AUGUSTA – Ethan Strimling freely concedes he’s not a foreign policy expert and that he has never served in the armed forces. But the freshman Democratic state senator from Portland says he has heard enough about a possible war with Iraq to conclude that military intervention would provide few benefits for Mainers.
Supported by about 50 activists and state legislators, Strimling urged lawmakers Thursday to sign on to a nonbinding legislative resolve asking President Bush “to support the full pursuit of diplomatic resolutions and weapons inspections” in Iraq.
The high cost of waging war on Iraq would only hurt states such as Maine already struggling with budget problems because of the weakened economy, he said.
“The workers up in Millinocket have a much greater threat than Saddam Hussein,” Strimling said. “The workers up in Millinocket need their mill to be opened, and they need our help and the federal government’s help. The dairy farmers in Clinton have a much greater threat than Saddam Hussein. They need the prices of their milk to stop spiraling, and they need our help.”
Claiming the support of all 18 members of the Democratic majority in the Senate, Strimling hopes to pass his resolution Tuesday – the day before Secretary of State Colin Powell is supposed to reveal intelligence data at the United Nations that substantiates the president’s claims against Saddam.
Should majority Democrats in the House also embrace the resolution, Strimling maintains Maine would become the first state in the nation to oppose the war legislatively.
Facing a $1 billion deficit between the costs of state services and projected revenues, Maine lawmakers have good reason to take a skeptical view of a costly war with Iraq, Strimling said.
“The war is going to cost upwards of $200 billion. That’s from the president’s own advisers,” he said. “You do a little bit of quick math that says it’s going to cost Maine taxpayers about $500 million. That’s $500 million we could use today – no question about it. How is it that we find enough money to be able to bomb Iraqi families and their children, but we don’t have enough money to provide health care for Maine families and day care for their children?”
In the House, Democratic Majority Leader John Richardson of Brunswick said he was aware that numerous families would be directly affected by the military conflict, since many Mainers in the armed services already have been deployed overseas.
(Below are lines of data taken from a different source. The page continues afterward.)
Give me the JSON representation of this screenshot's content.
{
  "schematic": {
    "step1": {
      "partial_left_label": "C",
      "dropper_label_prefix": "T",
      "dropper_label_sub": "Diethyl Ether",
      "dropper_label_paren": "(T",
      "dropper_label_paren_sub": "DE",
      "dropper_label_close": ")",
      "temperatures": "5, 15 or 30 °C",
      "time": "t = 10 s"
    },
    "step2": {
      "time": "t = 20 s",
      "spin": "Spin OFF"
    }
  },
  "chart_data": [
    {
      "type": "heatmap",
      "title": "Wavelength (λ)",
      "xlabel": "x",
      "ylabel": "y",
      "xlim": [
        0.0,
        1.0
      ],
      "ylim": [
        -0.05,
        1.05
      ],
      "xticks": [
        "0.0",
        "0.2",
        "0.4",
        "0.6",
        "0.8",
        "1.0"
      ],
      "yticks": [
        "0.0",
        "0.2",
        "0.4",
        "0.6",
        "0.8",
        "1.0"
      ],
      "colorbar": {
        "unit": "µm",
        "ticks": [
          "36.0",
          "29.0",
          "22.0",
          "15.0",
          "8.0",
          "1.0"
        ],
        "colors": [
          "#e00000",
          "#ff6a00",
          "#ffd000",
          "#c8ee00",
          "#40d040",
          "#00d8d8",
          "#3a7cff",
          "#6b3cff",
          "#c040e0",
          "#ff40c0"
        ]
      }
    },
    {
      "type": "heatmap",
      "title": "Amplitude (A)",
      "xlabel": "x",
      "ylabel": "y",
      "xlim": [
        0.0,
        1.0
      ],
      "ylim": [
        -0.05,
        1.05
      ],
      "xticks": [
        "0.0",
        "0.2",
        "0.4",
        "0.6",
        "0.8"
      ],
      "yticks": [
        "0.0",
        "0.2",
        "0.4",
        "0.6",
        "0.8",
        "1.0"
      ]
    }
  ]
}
“If we are going to ask these Mainers to put their lives in jeopardy, let’s be sure that we have taken the proper path and that we have exhausted all reasonable opportunities to preserve peace in the region,” Richardson said.
“As Senators Olympia Snowe and Susan Collins have said, ‘Let inspections work, and let’s build a coalition of support rather than unilaterally and hastily jumping into world war with Iraq.'”
One resolution proponent, Sen. Chris Hall, D-Bristol, had to renounce his British citizenship to become an American. Acknowledging that life changed for all U.S. citizens after terrorist attacks on the World Trade Center, Hall said Americans have a choice: to be loved or feared.
“We can never defeat terrorism through the choice of being feared,” he said. “Fear breeds hatred and hatred breeds terrorism. Leadership requires the followership of the rest of the world. Without followers we are not a leader, we are merely isolators.”
Republicans were virtually invisible during Thursday’s anti-war resolution news conference. Later, Sen. Chandler Woodcock, a Farmington Republican and assistant Senate minority leader, said he was offended by the remarks of Strimling and others. A Vietnam War veteran, Woodcock said the president has good intelligence on Saddam’s weapons of mass destruction program.
“Saddam Hussein is a serious concern for us all,” he said. “History has shown that small dictators in obscure areas of the world can become quite powerful.”
House Republican leader Joe Bruno of Raymond said regardless of his personal opinion on the merits of military action in Iraq, the resolution proposed by Strimling and Richardson was a clear example of a matter that should be out of bounds for the Legislature.
“Is the Legislature really in a position to say that military action does more to threaten the stability of the Middle East region than a continued Hussein-led Iraq?” Bruno asked in a prepared statement. “Have Maine’s ambassadors reported back that all world leaders are opposed to unilateral action? If not, are we really in a position to claim such as part of this resolution?”
The answer to Bruno’s question was an obvious yes from Thomas Sturtevant, spokesman for Maine Veterans for Peace, Greg Fields of Peace Action Maine and Rep. John Eder of Portland, the Legislature’s lone Green Party member.
“We don’t want this war,” Eder said. “Once again the working men and women of Maine are being sent off to lay down their lives in a grab for oil riches that they will never see. Our state has a terrible budget shortfall, people are losing their jobs, whole industries are shutting down, and people are struggling to pay for their housing, heat and education. Yet, the Washington establishment is prepared to squander billions on a reckless war that is against our best interests.”